This issue has come into focus in 2018 because bullion has failed to deliver so far, even as world stock markets have struggled to reclaim January’s record highs, while tensions with Russia reached Cold War levels.

The oil price has meanwhile jumped amid worsening Middle East violence. Yet gold has now fallen year-to-date against all major currencies except the Swiss Franc – another “safe haven” asset which is no longer performing as investors might hope.

Fool’s gold?

Given that gold offers no yield or earnings to study, let’s forget what the Financial Conduct Authority says about not considering past performance. Indeed, where gold is concerned, only history can really offer a guide.
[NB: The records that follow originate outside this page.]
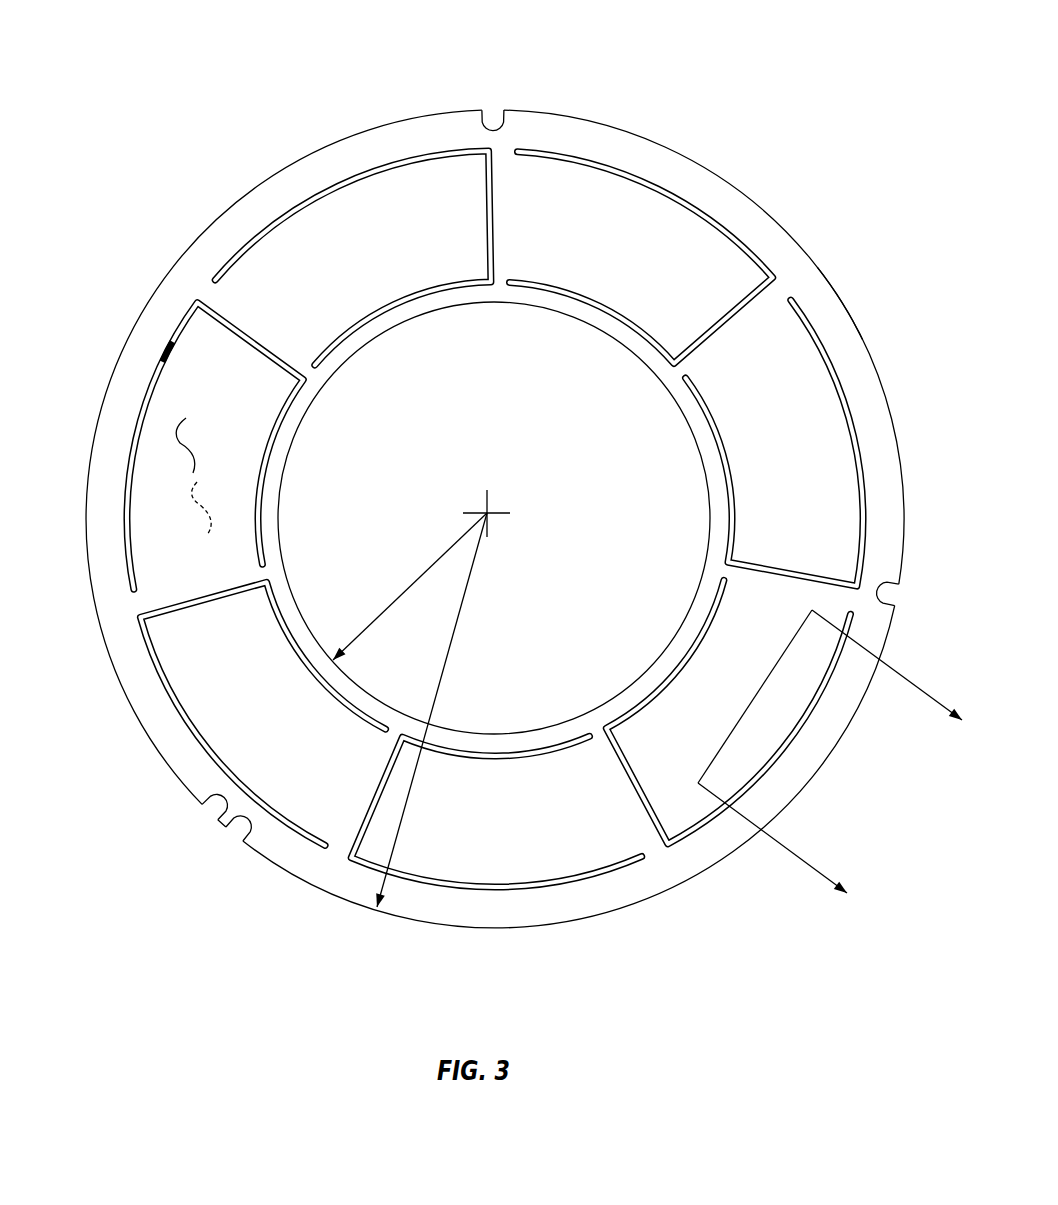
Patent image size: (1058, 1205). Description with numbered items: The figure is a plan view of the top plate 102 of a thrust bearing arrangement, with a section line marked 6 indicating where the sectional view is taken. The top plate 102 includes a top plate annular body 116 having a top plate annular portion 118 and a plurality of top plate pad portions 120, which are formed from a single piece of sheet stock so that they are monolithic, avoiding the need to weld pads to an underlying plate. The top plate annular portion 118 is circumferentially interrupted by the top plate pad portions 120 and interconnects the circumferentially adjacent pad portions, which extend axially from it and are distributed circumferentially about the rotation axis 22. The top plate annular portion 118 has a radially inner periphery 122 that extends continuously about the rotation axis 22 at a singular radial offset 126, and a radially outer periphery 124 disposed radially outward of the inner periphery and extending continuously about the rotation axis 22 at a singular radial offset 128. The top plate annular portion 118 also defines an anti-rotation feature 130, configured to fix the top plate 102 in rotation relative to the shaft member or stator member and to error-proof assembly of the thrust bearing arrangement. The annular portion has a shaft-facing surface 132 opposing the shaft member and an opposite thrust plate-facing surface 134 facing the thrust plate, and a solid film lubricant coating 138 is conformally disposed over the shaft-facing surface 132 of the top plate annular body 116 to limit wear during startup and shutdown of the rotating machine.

The top plate 102 is at (502, 533).
The top plate annular body 116 is at (495, 497).
The top plate annular portion 118 is at (654, 205).
The top plate pad portions 120 is at (537, 153).
The radially inner periphery 122 is at (673, 402).
The radially outer periphery 124 is at (848, 316).
The singular radial offset 126 is at (370, 624).
The singular radial offset 128 is at (443, 672).
The anti-rotation feature 130 is at (198, 857).
The shaft-facing surface 132 is at (187, 446).
The thrust plate-facing surface 134 is at (200, 508).
The solid film lubricant coating 138 is at (165, 347).
The rotation axis 22 is at (490, 510).
The section line 6- 6 is at (830, 751).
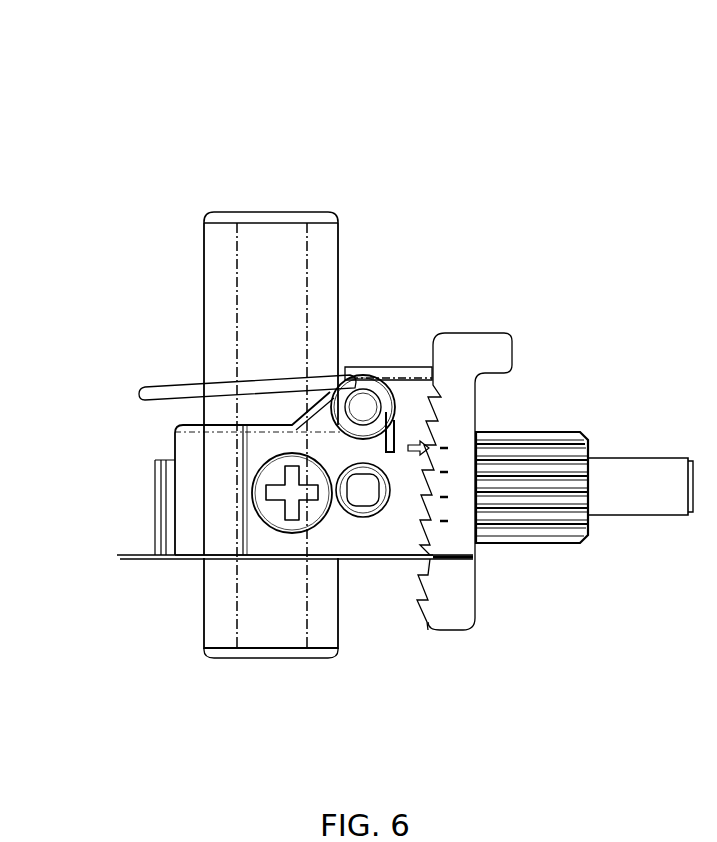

Reviewing gold’s track record, Neil Mellor at Bank of New York Mellon points to the 1973 Yom Kippur war, when gold fell 30 per cent that October from its pre-crisis peak.

Gold also retreated when Russia annexed Crimea in 2015, and it sank when the Eurozone put Cyprus into financial lockdown in spring 2013.

Against those failures, analysis from the mining-backed World Gold Council points to a range of other crises – including Black Monday 1987, Al-Qaeda’s attacks of 9/11, and the Great Recession of 2008-2009.

The analysis shows that a five per cent allocation to gold would have boosted a diversified portfolio’s performance by 75 to 250 basis points during each event.

And yet, investors are asking a lot of gold if they expect it to protect them during a political crisis.

Gold’s big top in 1980 came as Russia invaded Afghanistan, while the asset’s all-time high came amid the English riots of 2011.

Despite the rallies, owning a little yellow metal offered no defence, because both those events also coincided with significant stress in financial markets.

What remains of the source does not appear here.